President Donald Trump will meet on Tuesday with the chiefs of the largest US automakers for the first time since taking office, following his repeated attacks on those firms for their overseas production.
The heads of General Motors, Fiat Chrysler and Ford will attend breakfast talks with Trump, White House Press Secretary Sean Spicer said Monday in his first press briefing.
"He looks forward to hearing their ideas and how we can work together to bring more jobs back to this industry in particular," Spicer said.
The meeting follows highly publicized goodwill overtures from US and global automakers, who have played up their efforts to create jobs and invest in the United States, after Trump publicly threatened them with stiff import duties for selling foreign-made cars on the domestic market.

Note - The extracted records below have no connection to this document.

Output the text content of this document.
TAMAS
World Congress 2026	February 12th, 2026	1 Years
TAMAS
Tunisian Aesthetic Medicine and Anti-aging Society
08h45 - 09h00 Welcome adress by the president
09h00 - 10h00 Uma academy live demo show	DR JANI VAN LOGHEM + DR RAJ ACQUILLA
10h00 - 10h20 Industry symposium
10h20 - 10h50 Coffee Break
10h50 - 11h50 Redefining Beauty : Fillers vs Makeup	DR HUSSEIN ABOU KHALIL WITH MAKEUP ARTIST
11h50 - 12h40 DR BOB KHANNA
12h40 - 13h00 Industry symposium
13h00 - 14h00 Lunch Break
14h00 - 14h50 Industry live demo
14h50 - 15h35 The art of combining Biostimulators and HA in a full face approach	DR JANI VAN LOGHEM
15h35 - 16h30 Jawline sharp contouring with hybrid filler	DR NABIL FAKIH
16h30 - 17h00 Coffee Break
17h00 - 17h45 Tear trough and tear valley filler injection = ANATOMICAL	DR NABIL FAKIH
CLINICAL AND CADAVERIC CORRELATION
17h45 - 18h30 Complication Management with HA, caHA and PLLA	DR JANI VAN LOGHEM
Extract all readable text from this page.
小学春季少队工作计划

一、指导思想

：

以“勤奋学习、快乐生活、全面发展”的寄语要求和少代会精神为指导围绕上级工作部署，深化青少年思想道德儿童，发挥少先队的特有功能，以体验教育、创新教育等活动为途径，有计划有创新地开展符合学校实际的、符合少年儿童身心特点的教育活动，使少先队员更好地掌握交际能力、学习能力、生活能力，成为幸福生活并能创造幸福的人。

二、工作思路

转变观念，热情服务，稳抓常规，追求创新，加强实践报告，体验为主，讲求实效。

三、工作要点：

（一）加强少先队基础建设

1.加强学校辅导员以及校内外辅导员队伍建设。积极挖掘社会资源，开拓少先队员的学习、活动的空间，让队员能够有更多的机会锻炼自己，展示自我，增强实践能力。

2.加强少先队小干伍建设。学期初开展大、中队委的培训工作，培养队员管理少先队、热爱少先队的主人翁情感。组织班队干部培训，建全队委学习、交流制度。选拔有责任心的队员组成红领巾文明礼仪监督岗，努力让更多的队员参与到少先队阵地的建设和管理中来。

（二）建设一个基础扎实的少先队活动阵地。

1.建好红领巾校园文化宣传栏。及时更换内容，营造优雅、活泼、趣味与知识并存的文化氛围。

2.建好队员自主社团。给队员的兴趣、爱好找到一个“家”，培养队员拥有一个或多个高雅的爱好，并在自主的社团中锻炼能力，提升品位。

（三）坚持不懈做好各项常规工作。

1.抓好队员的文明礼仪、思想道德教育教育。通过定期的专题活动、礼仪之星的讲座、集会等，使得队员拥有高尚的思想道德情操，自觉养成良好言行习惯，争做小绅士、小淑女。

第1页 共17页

Ford cancelled plans for a $1.6 billion factory in Mexico to redirect investment to the United States; GM announced $1 billion in US investment to create up to 5,000 jobs; and Fiat Chrysler also announced it was investing $1 billion and creating 2,000 jobs.
Trump on Sunday repeated his pledge to renegotiate a North American Free Trade Agreement that had helped boost auto industry investment in Mexico.
Ford CEO Mark Fields met Trump on Monday, after he and Tesla co-founder Elon Musk joined other corporate leaders at a White House breakfast billed as opportunity to discuss plans for pro-growth policies.
The meeting included corporate leaders from more than 10 industrial firms and manufacturers, such as US Steel and Lockheed Martin.
"The meeting included a really great exchange of ideas and the president has decided to reconvene the group in a month," Spicer said, adding that Trump wanted such meetings to occur on a quarterly basis.
Trump told the CEOs he would reduce regulations, and cut corporate and middle-class taxes "massively."
But he also threatened a "substantial" border tax to penalize companies importing into the US market.